Tiger was king of putting, especially clutch putting, for years. If he needed it, he made it. Think of that 25-foot putt on the 18th hole at the US Open at Torrey Pines, when he needed that putt in order to get into a play-off with Rocco Mediate. I have played Torrey Pines many times, (I learned how to play golf there!) and I know those greens like the back of my hand. I can assure you they are not as smooth rolling or as true as Augusta, which makes putting there even more challenging.
Yet Tiger, in just about the most pressure packed situation a golfer can find himself, made that putt. Moments like that define true champions.

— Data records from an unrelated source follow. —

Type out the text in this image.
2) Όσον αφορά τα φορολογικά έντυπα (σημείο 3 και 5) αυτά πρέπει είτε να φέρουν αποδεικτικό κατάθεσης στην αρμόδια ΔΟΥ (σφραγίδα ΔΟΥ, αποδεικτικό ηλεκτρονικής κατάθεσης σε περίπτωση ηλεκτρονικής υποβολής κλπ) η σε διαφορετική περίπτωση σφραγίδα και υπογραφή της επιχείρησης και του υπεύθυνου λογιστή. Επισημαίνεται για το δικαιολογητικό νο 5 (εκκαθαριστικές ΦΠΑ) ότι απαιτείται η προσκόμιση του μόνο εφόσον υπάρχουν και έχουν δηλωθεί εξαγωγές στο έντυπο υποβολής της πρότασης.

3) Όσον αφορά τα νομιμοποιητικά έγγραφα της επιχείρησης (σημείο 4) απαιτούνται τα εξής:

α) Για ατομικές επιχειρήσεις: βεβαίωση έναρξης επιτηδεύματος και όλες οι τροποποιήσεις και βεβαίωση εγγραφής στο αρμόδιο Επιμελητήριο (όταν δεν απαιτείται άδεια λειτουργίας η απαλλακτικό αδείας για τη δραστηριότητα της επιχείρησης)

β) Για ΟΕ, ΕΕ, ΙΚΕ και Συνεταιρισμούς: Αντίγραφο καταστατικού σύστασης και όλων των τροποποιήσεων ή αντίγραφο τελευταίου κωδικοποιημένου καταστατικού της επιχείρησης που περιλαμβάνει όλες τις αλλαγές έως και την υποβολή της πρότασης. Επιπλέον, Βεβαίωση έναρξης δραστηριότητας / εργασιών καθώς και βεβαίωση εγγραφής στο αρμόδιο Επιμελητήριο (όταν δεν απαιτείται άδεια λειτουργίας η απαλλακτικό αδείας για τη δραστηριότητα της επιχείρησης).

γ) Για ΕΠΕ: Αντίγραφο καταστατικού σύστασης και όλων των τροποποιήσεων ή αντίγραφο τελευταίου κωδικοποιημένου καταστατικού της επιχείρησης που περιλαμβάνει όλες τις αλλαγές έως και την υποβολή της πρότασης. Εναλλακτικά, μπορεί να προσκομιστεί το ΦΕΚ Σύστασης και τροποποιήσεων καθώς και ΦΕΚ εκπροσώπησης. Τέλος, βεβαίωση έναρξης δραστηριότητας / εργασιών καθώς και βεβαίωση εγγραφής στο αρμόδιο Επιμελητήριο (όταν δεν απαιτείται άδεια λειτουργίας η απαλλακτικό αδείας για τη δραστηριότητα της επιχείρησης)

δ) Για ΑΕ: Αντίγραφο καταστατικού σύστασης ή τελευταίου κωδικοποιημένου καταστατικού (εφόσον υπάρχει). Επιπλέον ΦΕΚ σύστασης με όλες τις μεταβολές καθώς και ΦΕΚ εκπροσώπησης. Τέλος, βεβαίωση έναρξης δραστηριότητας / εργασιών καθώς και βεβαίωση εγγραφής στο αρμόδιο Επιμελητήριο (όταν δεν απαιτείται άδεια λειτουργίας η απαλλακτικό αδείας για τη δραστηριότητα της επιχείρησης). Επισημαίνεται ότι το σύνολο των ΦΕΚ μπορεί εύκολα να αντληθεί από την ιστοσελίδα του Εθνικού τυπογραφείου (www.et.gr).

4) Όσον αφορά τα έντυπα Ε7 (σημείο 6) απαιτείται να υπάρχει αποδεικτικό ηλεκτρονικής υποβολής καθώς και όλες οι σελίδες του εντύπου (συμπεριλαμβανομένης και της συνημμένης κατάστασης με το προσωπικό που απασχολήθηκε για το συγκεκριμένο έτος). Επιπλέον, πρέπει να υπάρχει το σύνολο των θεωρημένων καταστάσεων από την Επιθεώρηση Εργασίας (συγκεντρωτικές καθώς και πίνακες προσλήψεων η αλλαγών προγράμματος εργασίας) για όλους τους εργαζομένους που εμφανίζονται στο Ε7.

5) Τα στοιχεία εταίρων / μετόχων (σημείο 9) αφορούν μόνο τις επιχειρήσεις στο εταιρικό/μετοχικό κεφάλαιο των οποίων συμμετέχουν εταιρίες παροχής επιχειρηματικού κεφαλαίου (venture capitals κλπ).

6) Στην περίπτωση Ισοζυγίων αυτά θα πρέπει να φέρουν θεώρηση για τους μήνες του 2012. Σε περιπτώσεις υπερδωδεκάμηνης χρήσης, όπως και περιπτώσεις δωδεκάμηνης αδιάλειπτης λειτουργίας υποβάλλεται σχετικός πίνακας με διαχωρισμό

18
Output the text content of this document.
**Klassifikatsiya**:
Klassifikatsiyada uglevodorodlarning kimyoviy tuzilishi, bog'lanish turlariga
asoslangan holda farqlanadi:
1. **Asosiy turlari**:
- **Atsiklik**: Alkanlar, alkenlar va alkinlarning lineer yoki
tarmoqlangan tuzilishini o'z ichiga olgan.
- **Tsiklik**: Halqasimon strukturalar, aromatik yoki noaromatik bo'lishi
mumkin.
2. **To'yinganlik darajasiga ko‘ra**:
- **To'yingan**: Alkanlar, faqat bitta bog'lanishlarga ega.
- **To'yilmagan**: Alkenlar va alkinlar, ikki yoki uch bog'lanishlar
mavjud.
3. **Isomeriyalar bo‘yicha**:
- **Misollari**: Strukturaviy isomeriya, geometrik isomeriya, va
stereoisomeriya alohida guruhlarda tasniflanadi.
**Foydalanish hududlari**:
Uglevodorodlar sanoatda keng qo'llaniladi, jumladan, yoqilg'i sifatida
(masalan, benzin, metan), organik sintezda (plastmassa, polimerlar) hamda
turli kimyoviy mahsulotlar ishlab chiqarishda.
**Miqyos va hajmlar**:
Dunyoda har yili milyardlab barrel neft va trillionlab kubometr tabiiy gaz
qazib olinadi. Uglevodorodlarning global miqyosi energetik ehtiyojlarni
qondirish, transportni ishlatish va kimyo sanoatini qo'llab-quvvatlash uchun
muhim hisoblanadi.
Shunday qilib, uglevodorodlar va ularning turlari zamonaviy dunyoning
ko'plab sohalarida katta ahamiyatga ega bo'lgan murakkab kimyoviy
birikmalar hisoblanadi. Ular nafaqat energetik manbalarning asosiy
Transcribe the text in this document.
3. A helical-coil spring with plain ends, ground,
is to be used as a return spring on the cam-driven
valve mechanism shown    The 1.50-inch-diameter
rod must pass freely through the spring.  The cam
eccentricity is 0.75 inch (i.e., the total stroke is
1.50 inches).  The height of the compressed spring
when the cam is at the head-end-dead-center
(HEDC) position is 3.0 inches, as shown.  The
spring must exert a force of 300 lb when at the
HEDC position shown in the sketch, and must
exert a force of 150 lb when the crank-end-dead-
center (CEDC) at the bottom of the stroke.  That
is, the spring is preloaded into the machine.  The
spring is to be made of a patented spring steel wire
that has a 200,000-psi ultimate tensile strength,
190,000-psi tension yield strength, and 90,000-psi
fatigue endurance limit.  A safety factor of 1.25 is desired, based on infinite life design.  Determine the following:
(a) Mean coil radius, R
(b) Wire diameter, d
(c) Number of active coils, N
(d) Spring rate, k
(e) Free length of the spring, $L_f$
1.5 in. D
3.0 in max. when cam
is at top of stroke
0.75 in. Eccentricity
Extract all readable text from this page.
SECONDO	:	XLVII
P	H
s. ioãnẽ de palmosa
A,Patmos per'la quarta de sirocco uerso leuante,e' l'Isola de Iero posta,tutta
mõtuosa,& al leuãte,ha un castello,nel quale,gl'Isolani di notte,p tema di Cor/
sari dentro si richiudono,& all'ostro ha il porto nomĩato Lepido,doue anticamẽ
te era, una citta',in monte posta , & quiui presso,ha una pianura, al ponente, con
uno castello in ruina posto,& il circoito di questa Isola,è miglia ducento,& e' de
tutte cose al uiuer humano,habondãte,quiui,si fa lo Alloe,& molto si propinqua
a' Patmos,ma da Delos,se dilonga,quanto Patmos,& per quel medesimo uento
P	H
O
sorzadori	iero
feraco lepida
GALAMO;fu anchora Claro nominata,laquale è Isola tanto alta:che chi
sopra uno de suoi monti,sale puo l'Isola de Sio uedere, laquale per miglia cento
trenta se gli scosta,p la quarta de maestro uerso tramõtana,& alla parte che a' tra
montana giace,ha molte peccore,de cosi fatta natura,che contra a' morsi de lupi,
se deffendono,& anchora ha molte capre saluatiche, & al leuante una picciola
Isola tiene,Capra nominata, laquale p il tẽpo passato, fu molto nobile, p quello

Now getting back to the idea of doing nothing more successfully. You may think the crucial moment in putting has to do with the quality of the stroke. That would be an obvious conclusion. After all, if the stroke is not pure, how can one expect to sink putts?
On one level, this is true. But one may also ask the question; what ultimately causes a pure stroke? This is the question I would like to pose now.
Right before you pull the trigger on a putt, the brain is operating in a specific manner. How the brain is operating at that one point in time of non-motion will usually be how the brain is operating in a split second when there is motion. Why? Because there is just not enough time to switch modes. What you experience in the brain right before you putt is what you will most likely experience in the brain during the putt. It is crucial then to examine how the brain is functioning right before the putt.
This is where the experience of nothing comes into play.
When the mind is quiet before you pull the trigger on a putt, you have a much better chance of making it. This is because all the mental intentions (how hard you want to hit it, etc) during the putt have a much better chance of bypassing the pre-frontal cortex and arriving seamlessly at the motor system. The motor system can then transfer those intentions to the body for successful execution. This is the hidden key to excellent putting.
This feeling of nothing contains a very specific mixture of ingredients. There is just the right amount of focus, concentration and determination. It is by no means a lackadaisical or passive ‘nothing’. It is like a cocktail that has just the right amount of ingredients; if the mix is just off a little, the drink will not taste good. It is a delicate art to get this mixture correct on a putt and only the great putters have the ability to find that mix consistently.
Tiger lived in that silent, magical world of experiencing the correct nothing right before he pulled the trigger his entire career. For the most part this is one of the main reasons he dominated golf for so long. But the circumstances in his personal life have made replication of that state challenging. Do you ever remember him missing many short putts throughout his career? He has missed a lot over the past two years.
In order for Tiger to regain that special feeling with the putter in his hand and allow the fast-twitch muscles in his fingertips, wrists and arms to fire, he has to be able to do nothing as successfully as he did it before. Unless he can do that, it will be an uphill struggle for him to ever win another Major championship.